This book shows the dynamic two-way street that is education. Several types of teachers are listed, but so are several type of black male students. Black males are not rendered a monolithic entity. Thus, the author writes masculinities in the plural for the title. Students are unfairly castigated by staff, but they also get over on the school in all kinds of sly, humorous ways. Black male students are just as critical and thoughtful as the many teachers that condemn them. The author cites Foucault and proves that he understands his ideas about power and discourse. Oddly enough, the author protests against categorizing people, yet he practices it throughout the text.

This book is well-written. It uses serious academic and political terminology. This is not for the unsophisticated reader, even teacher, that is not familiar with top-level cultural criticism. I love the book cover. It shows a black male with an expressionless stare that communicates a lot. He is robed in a school uniform and set against a graffiti tagged background; this purposely points to two contrasting influences.

I am surprised that the teachers opened up to this researcher. Nothing they say meets his approval. They are either deemed racist if they criticize the students or naive exoticizers if they praise them. The researcher is obviously biased. He labels the school Township School in reference to apartheid-era South Africa. Though he offers recommendations to both parties in the last chapter of the book, clearly he assumed the glass was half empty or entirely empty before he even began his work.

This book surprises and troubles me in several regards. First, the relationship between black males with white males or females of any race is never really explored. In American educational studies, academics (like Cornel West) have pondered why black boys are at the top of the social ladder, but at the bottom of the educational one. White love of black culture is brought up in this book. However, the dynamics between black males with those of a different race or gender is not brought up at all. The reader gets little information about whether students that are not black and male face the same issues or have the same opinions.

In America, academics have wondered how black male students are the best athletes and musicians, but the poorest students. They've opined that schools which don't like them as students, love having them on teams and in extracurricular activities. Here, sports and culture get mentioned only to a small extent. I wonder if British schools focus solely on academics. Maybe that's one reason why Afro-Caribbean male students feel alienated and indifferent to the institution.

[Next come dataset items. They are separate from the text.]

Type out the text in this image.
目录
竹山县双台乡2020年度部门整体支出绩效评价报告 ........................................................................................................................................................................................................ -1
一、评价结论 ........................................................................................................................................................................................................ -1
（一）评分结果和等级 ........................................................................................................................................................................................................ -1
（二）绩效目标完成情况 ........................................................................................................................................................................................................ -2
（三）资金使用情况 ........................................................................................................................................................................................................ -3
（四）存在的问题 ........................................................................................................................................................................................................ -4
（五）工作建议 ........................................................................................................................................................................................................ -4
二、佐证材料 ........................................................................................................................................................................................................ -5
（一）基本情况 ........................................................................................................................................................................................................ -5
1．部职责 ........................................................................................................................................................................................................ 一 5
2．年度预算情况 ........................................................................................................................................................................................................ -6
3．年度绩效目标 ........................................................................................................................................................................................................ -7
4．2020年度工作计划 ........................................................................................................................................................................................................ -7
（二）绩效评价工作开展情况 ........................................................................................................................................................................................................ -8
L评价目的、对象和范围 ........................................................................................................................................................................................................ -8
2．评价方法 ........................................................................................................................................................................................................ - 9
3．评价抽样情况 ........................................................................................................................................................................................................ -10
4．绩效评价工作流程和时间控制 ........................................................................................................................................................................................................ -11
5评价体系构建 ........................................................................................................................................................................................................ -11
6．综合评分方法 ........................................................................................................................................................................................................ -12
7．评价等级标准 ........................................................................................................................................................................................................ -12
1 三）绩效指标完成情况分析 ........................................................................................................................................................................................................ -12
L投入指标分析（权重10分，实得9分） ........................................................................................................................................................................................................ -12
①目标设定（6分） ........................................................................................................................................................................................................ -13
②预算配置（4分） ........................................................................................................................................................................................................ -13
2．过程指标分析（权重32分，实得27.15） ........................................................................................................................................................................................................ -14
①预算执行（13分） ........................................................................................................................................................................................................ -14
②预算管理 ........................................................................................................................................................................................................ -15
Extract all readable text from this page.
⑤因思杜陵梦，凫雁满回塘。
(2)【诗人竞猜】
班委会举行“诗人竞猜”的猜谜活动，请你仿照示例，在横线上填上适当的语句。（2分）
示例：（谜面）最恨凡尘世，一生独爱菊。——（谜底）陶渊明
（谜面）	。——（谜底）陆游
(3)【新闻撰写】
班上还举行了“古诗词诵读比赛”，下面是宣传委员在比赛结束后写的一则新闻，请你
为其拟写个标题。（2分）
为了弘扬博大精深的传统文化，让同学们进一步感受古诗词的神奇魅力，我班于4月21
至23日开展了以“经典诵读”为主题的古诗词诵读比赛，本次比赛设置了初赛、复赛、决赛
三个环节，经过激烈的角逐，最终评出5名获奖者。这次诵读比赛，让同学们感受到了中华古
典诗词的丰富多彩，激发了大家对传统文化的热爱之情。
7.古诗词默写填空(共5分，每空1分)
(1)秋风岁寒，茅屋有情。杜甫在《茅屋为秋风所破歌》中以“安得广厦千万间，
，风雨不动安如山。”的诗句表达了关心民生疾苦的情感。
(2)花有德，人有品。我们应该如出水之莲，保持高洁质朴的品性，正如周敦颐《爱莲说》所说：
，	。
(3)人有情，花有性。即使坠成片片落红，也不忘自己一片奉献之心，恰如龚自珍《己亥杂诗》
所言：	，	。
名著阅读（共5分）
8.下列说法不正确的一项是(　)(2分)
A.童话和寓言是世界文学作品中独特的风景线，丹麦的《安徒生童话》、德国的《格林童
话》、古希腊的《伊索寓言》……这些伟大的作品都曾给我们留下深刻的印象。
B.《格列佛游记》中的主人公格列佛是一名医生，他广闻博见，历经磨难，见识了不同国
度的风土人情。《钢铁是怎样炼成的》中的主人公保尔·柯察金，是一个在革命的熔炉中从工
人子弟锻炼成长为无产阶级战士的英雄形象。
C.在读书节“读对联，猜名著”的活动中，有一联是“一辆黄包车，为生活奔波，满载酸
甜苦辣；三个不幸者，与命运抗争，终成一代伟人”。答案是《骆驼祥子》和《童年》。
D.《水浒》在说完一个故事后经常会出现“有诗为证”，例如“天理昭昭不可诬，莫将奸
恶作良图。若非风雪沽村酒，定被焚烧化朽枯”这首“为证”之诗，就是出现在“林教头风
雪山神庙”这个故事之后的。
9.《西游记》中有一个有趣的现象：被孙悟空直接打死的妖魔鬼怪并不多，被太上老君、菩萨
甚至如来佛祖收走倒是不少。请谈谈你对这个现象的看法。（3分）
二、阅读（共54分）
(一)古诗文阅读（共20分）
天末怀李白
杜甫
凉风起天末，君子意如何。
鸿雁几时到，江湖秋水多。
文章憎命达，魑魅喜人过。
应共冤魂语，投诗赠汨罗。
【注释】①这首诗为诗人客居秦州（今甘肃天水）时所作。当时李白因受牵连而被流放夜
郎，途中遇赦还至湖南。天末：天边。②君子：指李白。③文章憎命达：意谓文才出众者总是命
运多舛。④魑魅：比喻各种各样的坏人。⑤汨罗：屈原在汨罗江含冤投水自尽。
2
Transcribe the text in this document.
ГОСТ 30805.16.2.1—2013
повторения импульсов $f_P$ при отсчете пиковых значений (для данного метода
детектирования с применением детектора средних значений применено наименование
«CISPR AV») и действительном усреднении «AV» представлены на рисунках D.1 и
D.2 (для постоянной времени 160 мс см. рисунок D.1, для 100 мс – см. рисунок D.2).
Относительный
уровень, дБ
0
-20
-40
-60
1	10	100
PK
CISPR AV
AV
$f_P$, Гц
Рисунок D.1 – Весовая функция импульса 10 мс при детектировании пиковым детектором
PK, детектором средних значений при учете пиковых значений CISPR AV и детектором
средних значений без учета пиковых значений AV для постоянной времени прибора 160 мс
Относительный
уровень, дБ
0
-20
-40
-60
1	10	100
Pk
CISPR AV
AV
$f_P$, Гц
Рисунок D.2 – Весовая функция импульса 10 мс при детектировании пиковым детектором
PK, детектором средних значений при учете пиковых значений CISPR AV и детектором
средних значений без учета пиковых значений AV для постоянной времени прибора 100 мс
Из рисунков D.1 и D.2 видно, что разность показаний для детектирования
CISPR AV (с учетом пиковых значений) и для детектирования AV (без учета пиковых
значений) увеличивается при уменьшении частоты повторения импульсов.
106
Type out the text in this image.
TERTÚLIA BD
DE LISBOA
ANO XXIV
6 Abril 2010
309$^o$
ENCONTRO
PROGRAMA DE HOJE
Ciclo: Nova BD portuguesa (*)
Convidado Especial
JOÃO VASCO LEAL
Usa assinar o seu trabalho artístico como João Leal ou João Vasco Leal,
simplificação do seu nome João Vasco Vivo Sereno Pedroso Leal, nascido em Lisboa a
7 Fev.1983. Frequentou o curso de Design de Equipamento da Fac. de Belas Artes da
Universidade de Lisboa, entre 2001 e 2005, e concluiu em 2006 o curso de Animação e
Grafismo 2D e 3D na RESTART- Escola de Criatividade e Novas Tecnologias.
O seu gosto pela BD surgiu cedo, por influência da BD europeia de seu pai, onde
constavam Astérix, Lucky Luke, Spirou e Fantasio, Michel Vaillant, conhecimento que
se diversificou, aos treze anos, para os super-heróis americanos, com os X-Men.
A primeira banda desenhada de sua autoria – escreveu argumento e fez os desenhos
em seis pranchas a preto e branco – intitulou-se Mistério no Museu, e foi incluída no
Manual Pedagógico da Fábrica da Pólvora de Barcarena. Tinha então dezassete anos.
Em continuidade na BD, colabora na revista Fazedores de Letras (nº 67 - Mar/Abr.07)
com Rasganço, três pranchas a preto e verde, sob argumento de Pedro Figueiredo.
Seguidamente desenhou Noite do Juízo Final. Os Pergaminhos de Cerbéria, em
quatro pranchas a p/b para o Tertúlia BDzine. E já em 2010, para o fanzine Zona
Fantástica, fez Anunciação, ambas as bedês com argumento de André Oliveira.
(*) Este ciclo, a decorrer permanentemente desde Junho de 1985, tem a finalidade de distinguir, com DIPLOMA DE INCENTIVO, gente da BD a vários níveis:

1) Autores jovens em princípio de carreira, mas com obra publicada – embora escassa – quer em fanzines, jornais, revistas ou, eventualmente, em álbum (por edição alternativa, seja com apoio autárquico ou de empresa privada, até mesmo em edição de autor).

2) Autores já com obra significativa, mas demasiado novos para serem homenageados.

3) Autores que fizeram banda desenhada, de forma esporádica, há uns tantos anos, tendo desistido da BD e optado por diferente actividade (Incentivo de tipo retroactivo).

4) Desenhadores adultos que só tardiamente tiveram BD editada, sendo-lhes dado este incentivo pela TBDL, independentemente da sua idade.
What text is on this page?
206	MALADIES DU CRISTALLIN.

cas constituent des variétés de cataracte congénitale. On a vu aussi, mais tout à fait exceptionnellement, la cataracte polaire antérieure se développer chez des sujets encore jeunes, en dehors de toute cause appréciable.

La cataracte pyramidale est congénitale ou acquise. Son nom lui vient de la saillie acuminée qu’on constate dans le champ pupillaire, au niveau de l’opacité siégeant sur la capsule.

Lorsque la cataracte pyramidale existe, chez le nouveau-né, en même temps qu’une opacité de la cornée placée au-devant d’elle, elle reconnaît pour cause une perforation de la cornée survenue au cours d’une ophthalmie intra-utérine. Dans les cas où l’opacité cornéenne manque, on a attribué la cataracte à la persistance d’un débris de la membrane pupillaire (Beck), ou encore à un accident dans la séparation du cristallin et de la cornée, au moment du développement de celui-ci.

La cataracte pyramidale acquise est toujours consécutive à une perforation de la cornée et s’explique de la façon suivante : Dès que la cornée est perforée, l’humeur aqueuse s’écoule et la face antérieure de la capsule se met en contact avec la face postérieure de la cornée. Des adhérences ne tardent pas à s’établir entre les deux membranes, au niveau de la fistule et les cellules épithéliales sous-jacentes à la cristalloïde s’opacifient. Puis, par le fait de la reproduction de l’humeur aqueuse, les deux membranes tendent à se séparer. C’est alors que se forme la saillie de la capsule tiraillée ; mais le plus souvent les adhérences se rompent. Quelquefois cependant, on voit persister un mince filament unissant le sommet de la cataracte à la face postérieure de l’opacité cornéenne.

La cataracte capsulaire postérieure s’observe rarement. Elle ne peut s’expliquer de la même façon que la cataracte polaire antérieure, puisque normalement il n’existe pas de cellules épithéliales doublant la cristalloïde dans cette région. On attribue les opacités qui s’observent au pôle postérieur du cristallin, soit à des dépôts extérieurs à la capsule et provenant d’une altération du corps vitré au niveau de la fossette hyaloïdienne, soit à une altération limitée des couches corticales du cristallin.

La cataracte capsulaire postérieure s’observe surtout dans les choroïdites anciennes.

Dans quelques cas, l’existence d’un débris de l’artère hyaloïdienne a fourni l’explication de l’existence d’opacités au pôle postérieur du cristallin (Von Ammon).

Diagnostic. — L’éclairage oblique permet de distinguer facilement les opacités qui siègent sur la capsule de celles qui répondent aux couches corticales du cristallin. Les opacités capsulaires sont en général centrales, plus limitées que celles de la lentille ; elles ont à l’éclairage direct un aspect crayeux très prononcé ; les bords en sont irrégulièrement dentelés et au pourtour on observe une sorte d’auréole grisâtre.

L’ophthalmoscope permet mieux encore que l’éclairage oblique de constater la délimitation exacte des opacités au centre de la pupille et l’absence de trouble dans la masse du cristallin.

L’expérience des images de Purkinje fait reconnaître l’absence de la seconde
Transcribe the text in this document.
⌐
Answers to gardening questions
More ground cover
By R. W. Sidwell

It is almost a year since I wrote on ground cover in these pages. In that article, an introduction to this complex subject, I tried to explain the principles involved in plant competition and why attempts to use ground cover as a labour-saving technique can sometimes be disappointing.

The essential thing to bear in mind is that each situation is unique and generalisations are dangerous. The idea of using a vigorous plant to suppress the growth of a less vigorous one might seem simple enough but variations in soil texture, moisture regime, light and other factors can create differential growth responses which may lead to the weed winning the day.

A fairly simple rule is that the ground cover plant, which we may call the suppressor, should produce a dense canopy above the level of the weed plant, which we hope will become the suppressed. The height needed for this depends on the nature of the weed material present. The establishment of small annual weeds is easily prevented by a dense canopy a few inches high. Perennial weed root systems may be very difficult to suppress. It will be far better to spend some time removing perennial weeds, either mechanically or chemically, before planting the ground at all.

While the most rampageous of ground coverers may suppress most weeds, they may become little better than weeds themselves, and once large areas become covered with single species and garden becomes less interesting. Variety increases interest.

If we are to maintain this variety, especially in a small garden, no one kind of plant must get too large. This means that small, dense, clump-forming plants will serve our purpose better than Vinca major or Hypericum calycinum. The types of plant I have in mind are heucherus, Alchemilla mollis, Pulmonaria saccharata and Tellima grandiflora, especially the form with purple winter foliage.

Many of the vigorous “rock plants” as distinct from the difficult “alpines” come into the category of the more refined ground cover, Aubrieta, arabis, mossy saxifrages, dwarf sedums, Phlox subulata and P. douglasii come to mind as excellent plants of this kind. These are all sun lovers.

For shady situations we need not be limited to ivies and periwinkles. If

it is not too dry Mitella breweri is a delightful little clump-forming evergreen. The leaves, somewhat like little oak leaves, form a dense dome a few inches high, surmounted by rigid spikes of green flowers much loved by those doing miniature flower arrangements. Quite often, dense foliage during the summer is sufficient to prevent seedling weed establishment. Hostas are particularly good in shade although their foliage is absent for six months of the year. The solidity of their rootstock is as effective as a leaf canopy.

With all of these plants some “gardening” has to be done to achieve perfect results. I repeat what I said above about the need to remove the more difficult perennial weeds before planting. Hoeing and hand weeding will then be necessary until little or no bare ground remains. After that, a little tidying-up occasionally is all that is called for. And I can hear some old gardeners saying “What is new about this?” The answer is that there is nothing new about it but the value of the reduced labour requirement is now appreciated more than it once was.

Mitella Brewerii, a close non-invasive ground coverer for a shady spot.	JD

This book contains example after example of black males being "excluded" (what we Americans would call "suspended") for no reason at all. The United States has a rich history of civil rights protests and litigious activity. Here, no student ever mentions their parents' suing or protesting the school. Maybe British black people are not as prone to "fight da power" as we are here. I don't mean to be culturally superior, but these students would have been aided if someone challenged these schools in the pocket book or through the media.

Whereas the author emphasizes teachers' racism, he lets the black male students off the hook for their rampant sexism, at to a lesser degree, their homophobia. This is highly problematic. Perhaps the many white female teachers here are oppressive to these black males because the black males are equally oppressive to them. Sexism from any type of man is inexcusable, yet the author says little on this tragedy.

It was fascinating to read this as a person on the other side "of the pond." The author said that black British boys listen to jungle as the music which defines their black manhood, In the US, most people haven't heard of jungle music and it's associated with white male youth, not their black counterparts. One teacher comments that she dislikes how black British students are picking up ideas from "Long Beach, New York." The author doesn't correct the teacher. He must have no idea that Long Beach is in California and that New York has an area called Long Island. LOL!

This book was excellent, despite my critiques. I actually enjoyed it much more than African-American discussions of the topic (aka, Mahabuti and Kunjufu). I definitely recommend this text.